Starting with 2 objects: 1 data frame of order attributes - Order Numbers, Weights and Volumes, and 1 list - combination strings of Order Numbers.
attr <- data.frame(Order.No = c(111,222,333), Weight = c(20,75,50), Volume = c(10,30,25))
combn <- list(111, 222, 333, c(111,222), c(111,333), c(222,333), c(111,222,333))
The objective is to find the total weight and cube for each string of orders, and keep only the combinations that are within both the weight and cube constraints.
I'm currently using the following -
# Lookup weights for each Order.No in the attr table
# Add up total weight for the combination and keep it if it's in the range
wgts <- lapply(combn, function(x) {
temp <- attr$Weight[match(x, attr$Order.No)]
temp <- sum(temp)
temp[temp <= 50 & temp >= 20]
})
> wgts
[[1]]
[1] 20
[[2]]
numeric(0)
[[3]]
[1] 50
[[4]]
numeric(0)
[[5]]
numeric(0)
[[6]]
numeric(0)
[[7]]
numeric(0)
# Lookup volumes for each Order.No in the attr table
# Add up total volume for the combination and keep it if it's in the range
vols <- lapply(combn, function(x) {
temp <- attr$Volume[match(x, attr$Order.No)]
temp <- sum(temp)
temp[temp <= 50 & temp >= 10]
})
> vols
[[1]]
[1] 10
[[2]]
[1] 30
[[3]]
[1] 25
[[4]]
[1] 40
[[5]]
[1] 35
[[6]]
numeric(0)
[[7]]
numeric(0)
Then use mapply to merge the two lists of weights and volumes.
# Find and keep only the rows that have both the weights and volumes within their ranges
which(lapply(mapply(c, wgts, vols), function(x) length(x)) == 2)

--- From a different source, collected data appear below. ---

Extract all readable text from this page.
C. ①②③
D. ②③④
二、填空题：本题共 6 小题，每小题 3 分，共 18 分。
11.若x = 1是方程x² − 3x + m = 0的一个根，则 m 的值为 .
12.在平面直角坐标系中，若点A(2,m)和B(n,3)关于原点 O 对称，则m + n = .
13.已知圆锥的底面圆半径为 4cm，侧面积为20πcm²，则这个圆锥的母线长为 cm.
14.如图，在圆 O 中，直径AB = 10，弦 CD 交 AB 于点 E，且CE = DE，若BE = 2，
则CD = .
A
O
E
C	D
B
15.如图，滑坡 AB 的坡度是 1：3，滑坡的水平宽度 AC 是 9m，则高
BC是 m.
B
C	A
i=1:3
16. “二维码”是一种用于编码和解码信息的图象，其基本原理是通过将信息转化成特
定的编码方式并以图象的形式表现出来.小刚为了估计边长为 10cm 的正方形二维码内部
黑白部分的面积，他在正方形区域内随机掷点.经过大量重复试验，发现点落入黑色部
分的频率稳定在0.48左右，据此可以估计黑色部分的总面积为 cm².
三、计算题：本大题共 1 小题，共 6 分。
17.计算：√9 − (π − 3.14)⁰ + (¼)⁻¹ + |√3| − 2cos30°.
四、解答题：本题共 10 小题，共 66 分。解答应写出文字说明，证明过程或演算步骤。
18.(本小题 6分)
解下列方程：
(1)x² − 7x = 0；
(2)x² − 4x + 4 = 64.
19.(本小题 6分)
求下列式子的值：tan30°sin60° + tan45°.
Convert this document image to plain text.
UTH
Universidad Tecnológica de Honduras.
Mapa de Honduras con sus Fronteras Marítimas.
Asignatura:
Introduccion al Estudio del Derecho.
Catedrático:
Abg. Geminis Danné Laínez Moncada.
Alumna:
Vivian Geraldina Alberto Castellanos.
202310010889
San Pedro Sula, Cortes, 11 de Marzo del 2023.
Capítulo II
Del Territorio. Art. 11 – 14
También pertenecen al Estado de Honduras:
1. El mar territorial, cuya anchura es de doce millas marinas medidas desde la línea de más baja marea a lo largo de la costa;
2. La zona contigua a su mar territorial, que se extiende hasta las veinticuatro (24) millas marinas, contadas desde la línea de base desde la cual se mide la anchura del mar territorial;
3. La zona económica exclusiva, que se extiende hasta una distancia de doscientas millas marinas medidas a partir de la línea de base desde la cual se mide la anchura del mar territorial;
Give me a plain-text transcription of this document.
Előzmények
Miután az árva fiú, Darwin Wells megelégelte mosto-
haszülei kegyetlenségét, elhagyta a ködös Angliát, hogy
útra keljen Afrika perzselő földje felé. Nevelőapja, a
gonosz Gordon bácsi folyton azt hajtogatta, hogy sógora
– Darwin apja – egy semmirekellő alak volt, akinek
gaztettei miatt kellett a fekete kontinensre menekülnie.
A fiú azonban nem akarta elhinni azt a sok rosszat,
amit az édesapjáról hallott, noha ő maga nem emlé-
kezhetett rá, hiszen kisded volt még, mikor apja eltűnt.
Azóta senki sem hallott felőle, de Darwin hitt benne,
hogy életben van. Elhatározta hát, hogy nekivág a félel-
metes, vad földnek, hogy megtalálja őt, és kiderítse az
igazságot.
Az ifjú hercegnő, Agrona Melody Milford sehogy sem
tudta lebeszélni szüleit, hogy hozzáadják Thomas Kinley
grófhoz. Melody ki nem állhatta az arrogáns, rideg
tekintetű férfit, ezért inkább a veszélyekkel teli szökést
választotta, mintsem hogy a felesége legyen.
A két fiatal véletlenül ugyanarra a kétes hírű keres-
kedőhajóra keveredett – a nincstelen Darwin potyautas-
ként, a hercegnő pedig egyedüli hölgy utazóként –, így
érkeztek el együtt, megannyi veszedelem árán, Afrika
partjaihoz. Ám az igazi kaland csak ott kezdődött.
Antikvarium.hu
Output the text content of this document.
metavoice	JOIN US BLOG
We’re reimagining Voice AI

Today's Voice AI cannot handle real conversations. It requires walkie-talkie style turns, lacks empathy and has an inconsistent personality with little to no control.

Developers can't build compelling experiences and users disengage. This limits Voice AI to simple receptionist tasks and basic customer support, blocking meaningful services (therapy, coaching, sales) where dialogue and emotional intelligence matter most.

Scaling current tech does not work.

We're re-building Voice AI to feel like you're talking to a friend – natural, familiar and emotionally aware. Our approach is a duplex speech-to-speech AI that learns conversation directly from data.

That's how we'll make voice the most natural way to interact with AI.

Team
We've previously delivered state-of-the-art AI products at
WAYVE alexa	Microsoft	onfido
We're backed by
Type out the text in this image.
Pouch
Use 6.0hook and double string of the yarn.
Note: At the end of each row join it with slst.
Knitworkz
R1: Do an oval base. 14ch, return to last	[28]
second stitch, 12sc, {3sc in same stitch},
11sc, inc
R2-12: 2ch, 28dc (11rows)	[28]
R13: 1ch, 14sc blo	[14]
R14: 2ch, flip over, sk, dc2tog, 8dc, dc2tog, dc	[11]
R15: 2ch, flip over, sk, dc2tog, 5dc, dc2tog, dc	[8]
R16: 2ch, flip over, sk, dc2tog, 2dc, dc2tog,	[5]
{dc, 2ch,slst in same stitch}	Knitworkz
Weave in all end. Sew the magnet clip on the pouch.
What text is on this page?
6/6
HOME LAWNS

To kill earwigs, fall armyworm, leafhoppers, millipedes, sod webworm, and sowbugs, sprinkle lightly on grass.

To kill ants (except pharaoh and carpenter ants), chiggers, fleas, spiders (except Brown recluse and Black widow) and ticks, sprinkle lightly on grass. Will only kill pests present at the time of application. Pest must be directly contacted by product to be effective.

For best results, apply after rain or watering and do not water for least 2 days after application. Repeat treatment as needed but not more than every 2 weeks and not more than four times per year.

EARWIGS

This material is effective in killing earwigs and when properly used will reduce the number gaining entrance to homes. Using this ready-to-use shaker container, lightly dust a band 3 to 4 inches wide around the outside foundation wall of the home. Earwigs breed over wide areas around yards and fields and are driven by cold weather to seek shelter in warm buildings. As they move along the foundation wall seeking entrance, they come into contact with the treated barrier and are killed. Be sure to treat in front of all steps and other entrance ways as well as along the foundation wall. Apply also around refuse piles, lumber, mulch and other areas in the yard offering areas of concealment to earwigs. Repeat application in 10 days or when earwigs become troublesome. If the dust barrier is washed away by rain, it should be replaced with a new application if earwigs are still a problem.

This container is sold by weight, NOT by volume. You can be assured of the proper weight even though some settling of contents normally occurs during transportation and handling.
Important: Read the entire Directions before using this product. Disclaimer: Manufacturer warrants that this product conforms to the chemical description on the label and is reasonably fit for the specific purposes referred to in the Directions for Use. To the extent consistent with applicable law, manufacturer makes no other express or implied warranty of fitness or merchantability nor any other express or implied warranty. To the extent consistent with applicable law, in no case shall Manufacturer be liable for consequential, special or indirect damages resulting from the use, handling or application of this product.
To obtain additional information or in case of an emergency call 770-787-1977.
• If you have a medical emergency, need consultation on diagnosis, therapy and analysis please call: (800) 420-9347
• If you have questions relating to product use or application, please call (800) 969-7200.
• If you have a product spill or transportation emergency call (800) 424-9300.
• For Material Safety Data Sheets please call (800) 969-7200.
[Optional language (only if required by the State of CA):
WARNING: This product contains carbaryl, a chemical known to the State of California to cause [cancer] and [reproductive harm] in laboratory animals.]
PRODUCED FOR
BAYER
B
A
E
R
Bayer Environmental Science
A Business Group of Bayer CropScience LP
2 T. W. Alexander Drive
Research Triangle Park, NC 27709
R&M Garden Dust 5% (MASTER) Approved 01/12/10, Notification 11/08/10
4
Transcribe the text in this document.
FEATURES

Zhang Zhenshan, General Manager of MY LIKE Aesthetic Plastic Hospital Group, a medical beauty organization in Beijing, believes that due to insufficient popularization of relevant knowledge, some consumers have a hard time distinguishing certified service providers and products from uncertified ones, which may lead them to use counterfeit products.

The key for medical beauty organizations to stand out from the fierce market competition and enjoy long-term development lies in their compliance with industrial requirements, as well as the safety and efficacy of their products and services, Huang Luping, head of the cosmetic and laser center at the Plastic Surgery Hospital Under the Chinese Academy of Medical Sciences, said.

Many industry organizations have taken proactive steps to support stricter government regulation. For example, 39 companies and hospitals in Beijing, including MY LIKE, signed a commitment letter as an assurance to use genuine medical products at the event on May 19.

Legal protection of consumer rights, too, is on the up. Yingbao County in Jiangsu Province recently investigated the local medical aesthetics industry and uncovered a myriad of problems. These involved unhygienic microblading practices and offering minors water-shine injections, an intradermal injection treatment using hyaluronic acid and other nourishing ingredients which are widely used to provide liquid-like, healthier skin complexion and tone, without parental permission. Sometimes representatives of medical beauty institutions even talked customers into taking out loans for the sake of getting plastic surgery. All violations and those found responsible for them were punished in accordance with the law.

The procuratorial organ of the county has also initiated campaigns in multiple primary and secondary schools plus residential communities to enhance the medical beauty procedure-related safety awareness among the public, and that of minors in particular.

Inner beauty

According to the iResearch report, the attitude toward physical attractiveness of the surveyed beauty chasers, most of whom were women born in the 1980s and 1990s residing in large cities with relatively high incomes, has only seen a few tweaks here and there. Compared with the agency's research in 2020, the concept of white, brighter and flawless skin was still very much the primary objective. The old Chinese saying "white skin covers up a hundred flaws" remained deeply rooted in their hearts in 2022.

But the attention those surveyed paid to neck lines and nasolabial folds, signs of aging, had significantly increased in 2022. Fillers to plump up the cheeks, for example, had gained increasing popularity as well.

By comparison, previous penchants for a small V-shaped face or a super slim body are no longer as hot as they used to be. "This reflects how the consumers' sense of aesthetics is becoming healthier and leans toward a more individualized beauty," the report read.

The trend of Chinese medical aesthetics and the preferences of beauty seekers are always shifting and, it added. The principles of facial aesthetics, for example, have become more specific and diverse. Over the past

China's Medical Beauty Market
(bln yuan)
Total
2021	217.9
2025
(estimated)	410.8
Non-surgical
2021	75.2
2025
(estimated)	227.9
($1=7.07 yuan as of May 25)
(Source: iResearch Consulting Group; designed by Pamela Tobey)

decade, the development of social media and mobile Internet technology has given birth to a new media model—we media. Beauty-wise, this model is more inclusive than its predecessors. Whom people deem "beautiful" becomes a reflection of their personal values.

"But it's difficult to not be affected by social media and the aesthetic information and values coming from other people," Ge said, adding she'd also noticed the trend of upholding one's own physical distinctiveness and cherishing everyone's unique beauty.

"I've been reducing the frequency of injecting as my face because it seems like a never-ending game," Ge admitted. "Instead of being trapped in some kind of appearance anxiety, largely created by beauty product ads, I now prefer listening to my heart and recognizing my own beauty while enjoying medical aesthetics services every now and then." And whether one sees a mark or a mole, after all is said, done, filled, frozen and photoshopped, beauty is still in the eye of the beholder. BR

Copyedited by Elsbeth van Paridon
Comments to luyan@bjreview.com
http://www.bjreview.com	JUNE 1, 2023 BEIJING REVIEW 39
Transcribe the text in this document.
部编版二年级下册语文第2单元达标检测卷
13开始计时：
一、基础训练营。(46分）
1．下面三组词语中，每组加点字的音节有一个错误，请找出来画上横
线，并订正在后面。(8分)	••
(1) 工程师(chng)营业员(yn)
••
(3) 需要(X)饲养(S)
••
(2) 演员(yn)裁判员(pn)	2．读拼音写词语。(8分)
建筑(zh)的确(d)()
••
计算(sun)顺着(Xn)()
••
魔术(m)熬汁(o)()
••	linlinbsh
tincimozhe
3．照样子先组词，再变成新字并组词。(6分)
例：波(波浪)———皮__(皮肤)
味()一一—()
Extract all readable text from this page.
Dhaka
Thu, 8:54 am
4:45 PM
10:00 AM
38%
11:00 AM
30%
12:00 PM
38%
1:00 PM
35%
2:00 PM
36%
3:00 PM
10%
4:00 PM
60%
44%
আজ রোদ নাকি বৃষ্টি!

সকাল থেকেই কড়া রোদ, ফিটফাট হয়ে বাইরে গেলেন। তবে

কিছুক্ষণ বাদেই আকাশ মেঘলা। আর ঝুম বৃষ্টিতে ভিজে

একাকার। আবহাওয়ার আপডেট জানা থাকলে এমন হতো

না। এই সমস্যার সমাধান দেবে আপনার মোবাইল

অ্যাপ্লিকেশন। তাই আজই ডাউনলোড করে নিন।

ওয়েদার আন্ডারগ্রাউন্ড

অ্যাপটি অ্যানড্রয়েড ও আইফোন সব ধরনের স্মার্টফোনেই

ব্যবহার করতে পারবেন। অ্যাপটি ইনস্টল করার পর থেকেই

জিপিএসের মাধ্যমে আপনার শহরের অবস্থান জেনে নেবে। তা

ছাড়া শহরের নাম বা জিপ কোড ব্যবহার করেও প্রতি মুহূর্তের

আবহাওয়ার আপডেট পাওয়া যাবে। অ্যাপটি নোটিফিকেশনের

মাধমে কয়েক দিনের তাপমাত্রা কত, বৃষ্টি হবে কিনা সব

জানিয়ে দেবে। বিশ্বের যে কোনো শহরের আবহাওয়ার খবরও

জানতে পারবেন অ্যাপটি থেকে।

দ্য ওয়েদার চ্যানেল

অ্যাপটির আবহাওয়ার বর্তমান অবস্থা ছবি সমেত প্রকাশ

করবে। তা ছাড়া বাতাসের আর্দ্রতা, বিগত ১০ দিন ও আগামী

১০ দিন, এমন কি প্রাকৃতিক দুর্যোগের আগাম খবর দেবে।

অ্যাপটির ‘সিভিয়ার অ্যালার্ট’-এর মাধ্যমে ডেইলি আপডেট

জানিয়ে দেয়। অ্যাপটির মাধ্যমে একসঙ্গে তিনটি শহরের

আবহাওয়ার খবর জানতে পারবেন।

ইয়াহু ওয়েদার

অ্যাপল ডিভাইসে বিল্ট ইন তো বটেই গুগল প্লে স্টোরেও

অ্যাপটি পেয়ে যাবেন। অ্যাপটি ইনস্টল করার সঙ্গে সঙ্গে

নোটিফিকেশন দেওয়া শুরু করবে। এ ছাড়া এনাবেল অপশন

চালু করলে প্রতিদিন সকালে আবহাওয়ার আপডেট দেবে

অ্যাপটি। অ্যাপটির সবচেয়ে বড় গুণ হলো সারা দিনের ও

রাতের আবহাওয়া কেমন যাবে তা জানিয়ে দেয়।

# Yields position 1 and 3 which meet the subsetting conditions
> value value
1 3
The code above looks up the individual order weights and cubes, sums them all together, checks to make sure they are within each range limit, merges both lists together and keeps only those that have both the weight and cubes within the acceptable ranges.
My current solution, which successfully completes the task, is terribly slow on production volume and does not scale well with millions of records. With 11 MM order combinations to lookup, this process takes ~40 minutes to run, which is unacceptable.
I'm seeking a more efficient method that will drastically reduce the run-time required to produce the same output.